Big Data literally surrounds us. Social networks, mobile devices, sensing technologies (such as the RFID chips that are silently transmitting information about a wide range of products in warehouses and on store shelves), and other applications which were uncommon or pure science fiction a few short years ago are now producing data near the yottabyte (one quadrillion gigabytes) level, according to webinar panelist Ben Trowbridge, CEO/Founder of advisory firm Alsbridge. Big Data also figuratively surrounds us.
When I attended the Enterprise 2.0 Conference in Boston last month, I was struck by three trends permeating every presentation and every discussion conducted or overheard in the hallways and exhibit floor of the Hynes Convention Center. These were the efforts by companies to create fully operational internal social networks, the ascendency of Twitter (a major Big Data contributor) as a means of quick communication and commentary among tech professionals, and the existence of Big Data itself as the major opportunity and challenge confronting business today.
And Big Data is not just for IT geeks. As detailed by Trowbridge and Capgemini BPO Analytics Solution Director Terence Sandiford during their presentations, analyzing the Big Data created by and surrounding business processes can result in benefits including faster and better informed decision cycles, product R&D supported by real-time customer feedback, better prediction of future events, and substantial improvements to profits resulting from fewer errors and increased efficiency.
Some may argue that Big Data is essentially the same problem that has always faced organizations trying to make sense of their business processes, just on a larger scale, and that the same human intuition and knowhow that has always informed decisions can still do the trick. This kneejerk response fails to recognize the truly massive quantity of data that now surrounds your business processes. However, it is important to note that the use of advanced analytical technology does not eliminate or replace the need for good old human judgment and experience.

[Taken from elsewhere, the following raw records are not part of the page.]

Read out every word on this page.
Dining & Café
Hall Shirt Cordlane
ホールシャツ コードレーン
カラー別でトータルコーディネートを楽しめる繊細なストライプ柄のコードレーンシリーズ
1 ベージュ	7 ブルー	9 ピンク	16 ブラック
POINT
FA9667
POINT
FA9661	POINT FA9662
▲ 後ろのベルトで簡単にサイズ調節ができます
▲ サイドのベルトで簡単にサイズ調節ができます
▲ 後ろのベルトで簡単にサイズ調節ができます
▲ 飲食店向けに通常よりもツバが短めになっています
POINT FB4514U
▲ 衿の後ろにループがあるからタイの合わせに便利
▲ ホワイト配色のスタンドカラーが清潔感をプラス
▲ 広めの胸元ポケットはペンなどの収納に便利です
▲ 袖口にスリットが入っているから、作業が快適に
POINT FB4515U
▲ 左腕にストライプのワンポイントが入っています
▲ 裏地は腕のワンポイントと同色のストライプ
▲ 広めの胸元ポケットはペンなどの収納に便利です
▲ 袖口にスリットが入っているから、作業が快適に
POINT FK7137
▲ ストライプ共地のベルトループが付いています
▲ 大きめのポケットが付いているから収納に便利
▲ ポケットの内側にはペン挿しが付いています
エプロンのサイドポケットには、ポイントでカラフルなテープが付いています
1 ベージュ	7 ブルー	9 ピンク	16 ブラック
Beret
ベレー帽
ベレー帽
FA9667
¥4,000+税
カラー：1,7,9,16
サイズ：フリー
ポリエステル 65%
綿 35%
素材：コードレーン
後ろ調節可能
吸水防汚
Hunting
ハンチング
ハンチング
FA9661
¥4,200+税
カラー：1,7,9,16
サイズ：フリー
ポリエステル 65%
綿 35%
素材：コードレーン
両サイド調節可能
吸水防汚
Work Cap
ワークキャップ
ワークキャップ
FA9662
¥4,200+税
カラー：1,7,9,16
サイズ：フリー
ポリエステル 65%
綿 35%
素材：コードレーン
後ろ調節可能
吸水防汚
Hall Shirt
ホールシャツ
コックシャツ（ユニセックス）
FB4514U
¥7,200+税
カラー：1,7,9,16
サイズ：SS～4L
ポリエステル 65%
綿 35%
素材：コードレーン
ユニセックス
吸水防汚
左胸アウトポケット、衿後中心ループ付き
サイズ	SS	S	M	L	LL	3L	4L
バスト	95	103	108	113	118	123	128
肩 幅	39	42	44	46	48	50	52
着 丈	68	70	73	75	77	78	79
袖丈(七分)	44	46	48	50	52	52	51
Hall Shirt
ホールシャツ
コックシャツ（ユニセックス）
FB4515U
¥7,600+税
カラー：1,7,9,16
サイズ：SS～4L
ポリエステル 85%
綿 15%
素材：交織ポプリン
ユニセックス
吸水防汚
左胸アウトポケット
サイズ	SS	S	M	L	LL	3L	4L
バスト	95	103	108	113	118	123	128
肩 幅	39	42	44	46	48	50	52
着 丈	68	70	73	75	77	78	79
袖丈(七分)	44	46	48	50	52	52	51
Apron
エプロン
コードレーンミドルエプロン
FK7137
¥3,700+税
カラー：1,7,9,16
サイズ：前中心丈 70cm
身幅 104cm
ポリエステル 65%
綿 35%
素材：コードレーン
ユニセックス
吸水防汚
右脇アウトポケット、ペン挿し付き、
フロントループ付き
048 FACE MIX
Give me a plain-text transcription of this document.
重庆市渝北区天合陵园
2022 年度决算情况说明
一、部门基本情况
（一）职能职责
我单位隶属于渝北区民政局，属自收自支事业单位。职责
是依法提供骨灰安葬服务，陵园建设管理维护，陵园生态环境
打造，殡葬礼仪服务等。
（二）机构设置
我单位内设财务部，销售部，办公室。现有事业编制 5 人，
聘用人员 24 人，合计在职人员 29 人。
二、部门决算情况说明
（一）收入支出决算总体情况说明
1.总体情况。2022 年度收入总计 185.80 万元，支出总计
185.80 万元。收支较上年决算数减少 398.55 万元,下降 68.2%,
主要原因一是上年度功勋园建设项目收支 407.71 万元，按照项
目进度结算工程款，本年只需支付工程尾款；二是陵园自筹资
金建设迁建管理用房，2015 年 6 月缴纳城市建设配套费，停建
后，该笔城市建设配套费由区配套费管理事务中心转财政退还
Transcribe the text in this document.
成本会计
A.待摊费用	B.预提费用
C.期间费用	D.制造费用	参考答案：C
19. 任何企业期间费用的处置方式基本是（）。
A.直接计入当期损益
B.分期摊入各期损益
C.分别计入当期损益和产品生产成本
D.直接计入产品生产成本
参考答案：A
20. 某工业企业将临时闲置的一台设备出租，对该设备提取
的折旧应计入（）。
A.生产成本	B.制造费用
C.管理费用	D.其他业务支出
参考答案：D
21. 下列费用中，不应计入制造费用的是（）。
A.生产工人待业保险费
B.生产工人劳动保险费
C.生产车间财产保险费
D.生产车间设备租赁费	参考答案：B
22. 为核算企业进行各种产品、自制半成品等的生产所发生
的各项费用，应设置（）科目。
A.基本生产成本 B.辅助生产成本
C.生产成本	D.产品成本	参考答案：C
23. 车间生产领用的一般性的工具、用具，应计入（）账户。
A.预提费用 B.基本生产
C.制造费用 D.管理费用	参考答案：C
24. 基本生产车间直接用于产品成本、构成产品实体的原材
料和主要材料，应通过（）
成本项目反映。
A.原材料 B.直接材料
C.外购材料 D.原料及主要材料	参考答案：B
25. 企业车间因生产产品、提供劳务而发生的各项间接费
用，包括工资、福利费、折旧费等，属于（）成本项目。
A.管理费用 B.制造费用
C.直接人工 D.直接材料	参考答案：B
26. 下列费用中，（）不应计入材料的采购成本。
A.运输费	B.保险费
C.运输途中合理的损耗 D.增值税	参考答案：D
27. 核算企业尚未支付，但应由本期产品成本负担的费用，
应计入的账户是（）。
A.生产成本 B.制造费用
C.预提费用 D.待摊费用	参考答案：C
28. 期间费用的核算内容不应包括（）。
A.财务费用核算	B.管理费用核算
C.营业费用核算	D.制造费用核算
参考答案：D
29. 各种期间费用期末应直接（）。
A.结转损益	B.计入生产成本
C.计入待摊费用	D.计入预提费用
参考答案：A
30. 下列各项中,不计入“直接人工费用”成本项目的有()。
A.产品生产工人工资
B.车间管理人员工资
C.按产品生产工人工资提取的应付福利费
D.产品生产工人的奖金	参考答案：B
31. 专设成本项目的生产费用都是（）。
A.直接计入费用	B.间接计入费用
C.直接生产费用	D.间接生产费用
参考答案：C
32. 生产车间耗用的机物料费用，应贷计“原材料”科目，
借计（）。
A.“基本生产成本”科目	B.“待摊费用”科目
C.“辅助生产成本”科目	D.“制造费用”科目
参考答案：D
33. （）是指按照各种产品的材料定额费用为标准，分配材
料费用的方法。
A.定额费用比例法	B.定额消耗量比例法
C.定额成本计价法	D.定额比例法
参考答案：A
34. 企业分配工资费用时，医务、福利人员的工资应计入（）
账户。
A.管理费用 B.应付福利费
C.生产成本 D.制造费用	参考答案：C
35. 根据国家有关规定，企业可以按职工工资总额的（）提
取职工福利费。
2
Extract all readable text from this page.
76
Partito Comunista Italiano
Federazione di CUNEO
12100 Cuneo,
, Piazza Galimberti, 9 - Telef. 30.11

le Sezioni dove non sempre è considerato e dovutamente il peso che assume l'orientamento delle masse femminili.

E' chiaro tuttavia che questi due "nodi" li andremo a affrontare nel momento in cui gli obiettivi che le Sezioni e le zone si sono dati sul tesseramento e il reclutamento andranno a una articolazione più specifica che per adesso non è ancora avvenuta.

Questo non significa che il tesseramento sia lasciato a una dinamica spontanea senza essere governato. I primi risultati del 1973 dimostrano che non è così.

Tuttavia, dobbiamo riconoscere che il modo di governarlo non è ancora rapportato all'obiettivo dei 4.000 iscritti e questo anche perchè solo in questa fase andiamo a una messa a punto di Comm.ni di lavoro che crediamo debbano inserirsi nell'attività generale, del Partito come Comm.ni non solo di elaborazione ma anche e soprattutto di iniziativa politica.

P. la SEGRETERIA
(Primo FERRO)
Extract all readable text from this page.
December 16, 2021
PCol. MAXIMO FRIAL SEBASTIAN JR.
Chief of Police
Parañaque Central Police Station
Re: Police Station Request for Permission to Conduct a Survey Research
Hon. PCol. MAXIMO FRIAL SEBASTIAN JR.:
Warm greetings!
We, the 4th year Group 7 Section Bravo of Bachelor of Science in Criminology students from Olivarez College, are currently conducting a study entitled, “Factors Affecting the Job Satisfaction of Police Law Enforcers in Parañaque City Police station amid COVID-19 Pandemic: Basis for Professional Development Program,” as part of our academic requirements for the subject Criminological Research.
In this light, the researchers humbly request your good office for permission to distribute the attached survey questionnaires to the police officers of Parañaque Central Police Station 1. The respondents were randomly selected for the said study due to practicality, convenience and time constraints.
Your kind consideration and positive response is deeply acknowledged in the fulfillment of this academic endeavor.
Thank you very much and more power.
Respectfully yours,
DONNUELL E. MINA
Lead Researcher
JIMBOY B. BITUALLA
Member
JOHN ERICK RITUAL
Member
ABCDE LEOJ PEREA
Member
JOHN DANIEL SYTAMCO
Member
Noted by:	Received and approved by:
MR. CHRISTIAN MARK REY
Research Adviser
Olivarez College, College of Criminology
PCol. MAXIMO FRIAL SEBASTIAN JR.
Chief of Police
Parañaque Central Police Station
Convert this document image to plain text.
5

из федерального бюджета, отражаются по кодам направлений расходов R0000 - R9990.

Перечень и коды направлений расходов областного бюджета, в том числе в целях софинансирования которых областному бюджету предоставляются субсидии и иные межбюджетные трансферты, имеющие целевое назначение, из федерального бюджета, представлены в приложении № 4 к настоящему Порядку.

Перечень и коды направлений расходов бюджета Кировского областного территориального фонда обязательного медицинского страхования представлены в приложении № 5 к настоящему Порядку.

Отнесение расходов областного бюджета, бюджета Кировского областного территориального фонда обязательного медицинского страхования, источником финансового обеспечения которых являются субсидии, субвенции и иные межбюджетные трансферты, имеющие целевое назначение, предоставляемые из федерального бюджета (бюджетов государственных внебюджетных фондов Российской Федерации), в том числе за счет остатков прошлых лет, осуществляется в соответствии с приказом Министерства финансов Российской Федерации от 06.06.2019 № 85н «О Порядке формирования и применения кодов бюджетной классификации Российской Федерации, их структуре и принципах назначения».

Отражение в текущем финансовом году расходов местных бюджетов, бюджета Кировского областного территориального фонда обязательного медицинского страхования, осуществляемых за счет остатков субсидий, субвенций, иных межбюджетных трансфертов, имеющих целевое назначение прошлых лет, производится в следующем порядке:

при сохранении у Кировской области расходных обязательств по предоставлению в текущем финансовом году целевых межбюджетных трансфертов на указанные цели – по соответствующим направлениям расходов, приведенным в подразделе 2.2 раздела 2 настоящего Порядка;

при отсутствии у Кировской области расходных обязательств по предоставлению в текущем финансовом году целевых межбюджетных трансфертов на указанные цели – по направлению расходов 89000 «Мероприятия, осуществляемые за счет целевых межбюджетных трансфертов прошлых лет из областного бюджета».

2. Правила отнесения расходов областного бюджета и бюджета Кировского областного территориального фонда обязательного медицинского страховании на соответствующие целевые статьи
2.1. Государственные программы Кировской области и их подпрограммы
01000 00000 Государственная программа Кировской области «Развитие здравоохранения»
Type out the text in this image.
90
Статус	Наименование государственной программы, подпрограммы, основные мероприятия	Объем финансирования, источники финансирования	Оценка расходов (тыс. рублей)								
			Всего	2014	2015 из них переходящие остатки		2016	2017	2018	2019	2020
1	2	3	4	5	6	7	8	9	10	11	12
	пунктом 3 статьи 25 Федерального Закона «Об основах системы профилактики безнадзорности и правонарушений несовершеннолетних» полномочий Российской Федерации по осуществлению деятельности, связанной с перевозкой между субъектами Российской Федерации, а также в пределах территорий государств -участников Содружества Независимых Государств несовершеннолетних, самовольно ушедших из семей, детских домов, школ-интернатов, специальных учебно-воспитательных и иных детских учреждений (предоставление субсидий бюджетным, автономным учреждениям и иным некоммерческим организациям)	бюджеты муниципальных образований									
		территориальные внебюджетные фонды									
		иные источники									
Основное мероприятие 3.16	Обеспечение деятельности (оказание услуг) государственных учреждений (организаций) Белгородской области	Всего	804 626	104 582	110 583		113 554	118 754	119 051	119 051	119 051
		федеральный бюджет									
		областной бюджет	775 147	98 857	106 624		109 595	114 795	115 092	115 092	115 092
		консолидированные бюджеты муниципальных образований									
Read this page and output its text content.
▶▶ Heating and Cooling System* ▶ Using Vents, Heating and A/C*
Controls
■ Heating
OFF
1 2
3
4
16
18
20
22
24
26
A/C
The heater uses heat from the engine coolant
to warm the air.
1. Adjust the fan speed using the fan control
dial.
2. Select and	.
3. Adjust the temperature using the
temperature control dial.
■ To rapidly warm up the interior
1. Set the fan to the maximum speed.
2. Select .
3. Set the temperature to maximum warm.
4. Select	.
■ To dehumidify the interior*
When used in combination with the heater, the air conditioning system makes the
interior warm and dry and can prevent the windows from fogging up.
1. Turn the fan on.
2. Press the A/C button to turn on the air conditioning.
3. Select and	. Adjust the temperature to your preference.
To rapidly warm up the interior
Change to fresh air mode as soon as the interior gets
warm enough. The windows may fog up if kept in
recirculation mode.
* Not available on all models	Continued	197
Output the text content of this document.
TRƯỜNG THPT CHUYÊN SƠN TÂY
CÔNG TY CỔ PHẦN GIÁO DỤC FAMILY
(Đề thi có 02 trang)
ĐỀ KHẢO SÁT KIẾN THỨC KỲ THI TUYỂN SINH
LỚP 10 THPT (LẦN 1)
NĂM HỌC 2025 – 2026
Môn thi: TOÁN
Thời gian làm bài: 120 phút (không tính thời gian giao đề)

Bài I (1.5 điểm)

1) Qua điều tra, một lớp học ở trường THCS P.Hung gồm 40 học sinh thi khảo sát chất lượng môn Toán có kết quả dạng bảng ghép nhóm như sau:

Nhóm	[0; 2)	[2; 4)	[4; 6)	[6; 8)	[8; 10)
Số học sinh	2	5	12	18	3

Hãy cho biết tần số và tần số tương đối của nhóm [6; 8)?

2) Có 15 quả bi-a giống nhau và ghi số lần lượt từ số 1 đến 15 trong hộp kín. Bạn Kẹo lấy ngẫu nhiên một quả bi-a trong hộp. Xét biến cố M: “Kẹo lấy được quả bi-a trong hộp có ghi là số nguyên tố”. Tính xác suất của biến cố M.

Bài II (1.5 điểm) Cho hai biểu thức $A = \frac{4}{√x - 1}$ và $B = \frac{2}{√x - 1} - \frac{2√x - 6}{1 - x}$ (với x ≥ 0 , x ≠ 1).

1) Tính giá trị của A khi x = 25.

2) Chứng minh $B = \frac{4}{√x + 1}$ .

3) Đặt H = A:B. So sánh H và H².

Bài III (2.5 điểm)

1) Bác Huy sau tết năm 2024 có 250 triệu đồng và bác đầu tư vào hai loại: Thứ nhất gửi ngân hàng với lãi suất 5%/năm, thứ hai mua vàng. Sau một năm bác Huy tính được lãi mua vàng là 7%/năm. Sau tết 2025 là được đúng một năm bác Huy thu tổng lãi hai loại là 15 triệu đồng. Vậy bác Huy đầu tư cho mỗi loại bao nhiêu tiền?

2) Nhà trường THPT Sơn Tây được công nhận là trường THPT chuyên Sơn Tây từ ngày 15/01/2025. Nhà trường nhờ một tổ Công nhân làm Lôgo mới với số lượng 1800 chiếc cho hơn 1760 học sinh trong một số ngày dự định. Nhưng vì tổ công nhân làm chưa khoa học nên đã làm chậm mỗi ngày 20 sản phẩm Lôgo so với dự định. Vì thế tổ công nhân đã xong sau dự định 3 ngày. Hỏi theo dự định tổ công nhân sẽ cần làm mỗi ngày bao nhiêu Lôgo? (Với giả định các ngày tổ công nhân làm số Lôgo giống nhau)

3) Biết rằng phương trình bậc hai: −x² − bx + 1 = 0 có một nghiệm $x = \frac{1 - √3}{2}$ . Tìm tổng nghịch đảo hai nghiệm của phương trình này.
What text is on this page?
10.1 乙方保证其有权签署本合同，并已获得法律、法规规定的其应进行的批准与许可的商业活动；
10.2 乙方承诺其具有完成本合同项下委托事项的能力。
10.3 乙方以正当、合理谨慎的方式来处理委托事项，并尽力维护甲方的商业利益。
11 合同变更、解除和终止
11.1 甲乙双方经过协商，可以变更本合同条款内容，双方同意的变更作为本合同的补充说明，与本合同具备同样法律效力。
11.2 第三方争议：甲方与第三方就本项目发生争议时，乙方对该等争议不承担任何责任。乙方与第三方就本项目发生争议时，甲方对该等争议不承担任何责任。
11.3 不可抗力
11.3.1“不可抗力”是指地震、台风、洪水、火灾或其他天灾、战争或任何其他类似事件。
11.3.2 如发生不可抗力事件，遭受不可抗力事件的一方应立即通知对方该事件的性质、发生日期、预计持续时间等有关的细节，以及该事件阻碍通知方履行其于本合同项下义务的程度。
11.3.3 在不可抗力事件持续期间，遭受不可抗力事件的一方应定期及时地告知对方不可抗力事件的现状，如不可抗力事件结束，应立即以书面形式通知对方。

As MIT Principal Research Scientist Andrew McAfee explained during an Enterprise 2.0 conference, although machines can now outperform humans by a significant degree in most analytical activities, the best results of all come when human intuition and experience is combined with the truly awesome processing power of today’s analytical software. So hopefully if you are not among the 15% who are fully operational with business analytics, at least you are among the 85% show interest. Because another wave of consolidation is coming, and this time it’s the 15% of organizations with no interest in business analytics who will find themselves swallowed by competitors who may not even be bigger, but are smarter.